そう、今のワンピースは、重ね着や組み合わせの工夫で、カジュアルに楽しみます。キャミソールなどのインナーでアクセントカラーをきかせたり、レギンスやジーンズ、スカートを重ねたり。ネックレスやストールを巻き付けるなど、何でもアリ!
若い人たちは“ワンピ”などと呼んでいますが、まさにコーディネートアイテムの一つとしての気軽なニュアンスが、出ている感じがします。
もちろん、大人の女性も取り入れたいアイテム。では、シーンに合わせた着こなしの工夫を、(1)-(3)の写真で説明いたしましょう。(写真はいずれも東武百貨店船橋店スマート・ピンクで)
写真(1) ストンとした形やすそがふわっと広がるものは、ルーズに見えないよう、ローウエストにベルトをして引き締めると、“着やせ”の上大人っぽい感じに。キャミソールはアクセントカラーにして顔映り良く、ストールやレギンスでカジュアル感を。ワンピースといっても元気な感じでしょう?
写真(2) スカートを重ねてエレガントに。ワンピースというより、ロングチュニックという感じですね。
写真(3) ジャケットを羽織れば、ぐっとシックになります。
このように、組み合わせ次第で、まるで雰囲気が変わるので、ただの一枚着という印象ではなくなりますね。
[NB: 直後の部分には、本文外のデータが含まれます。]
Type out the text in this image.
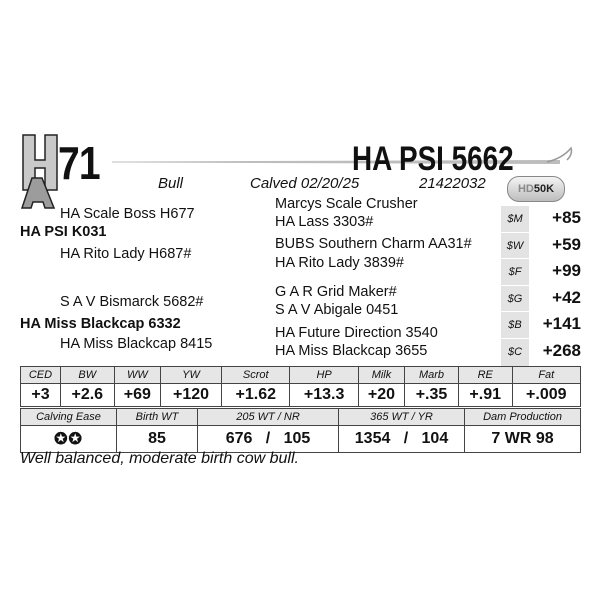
71	HA PSI 5662
Bull	Calved 02/20/25	21422032	HD50K
HA Scale Boss H677
HA PSI K031
HA Rito Lady H687#
S A V Bismarck 5682#
HA Miss Blackcap 6332
HA Miss Blackcap 8415
Marcys Scale Crusher
HA Lass 3303#
BUBS Southern Charm AA31#
HA Rito Lady 3839#
G A R Grid Maker#
S A V Abigale 0451
HA Future Direction 3540
HA Miss Blackcap 3655
$M	+85
$W	+59
$F	+99
$G	+42
$B	+141
$C	+268
CED	BW	WW	YW	Scrot	HP	Milk	Marb	RE	Fat
+3	+2.6	+69	+120	+1.62	+13.3	+20	+.35	+.91	+.009
Calving Ease	Birth WT	205 WT / NR	365 WT / YR	Dam Production
✪✪	85	676 / 105	1354 / 104	7 WR 98
Well balanced, moderate birth cow bull.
そして、ワンピースは楽!着心地はもちろん、スポッとかぶるだけでとりあえず様になってしまう。いつも洋服は“楽”だけを優先してはいけません!と言っていますが、楽でおしゃれだったら言うことなし。ウエストを締め付けないので、私は、車を運転する時にも出張や旅行にも、愛用しています。
それに、ワンピースは、何と言っても女らしいアイテム。久々に(若い時以来?)ワンピースを着てみたという人のうれしそうな顔! とても女らしい気持ちにさせてくれるようです。
おしゃれに関しては、誰しも若いころの価値観や美意識を引きずりがちなもの。でも、ファッションとは変わり続けるものなのです。少しずつでも軌道修正していかないと、気付いた時には、時代遅れになってしまいます。
例えば“シンプル”が好きな方は結構多いのですが、今の時代、シンプルな装いは主流ではなく、ただそっけなく見えてしまいます。オトナ世代がそれをやると、寂しく貧相に見えることもありがち。なので、オトナは色、柄、小物など“プラスアルファ”を味方につけた方が有利です。
お料理のことを考えてみて下さい。食材が新鮮なうちはあまり手を加えないシンプルな料理法でOKでも、ちょっと日にちが経ったら、ひと手間かけて煮込んだりスパイスをきかせたりと、料理法が違ってきますね。おしゃれも、オトナは過去の思い込みを捨てて腕をふるってみては?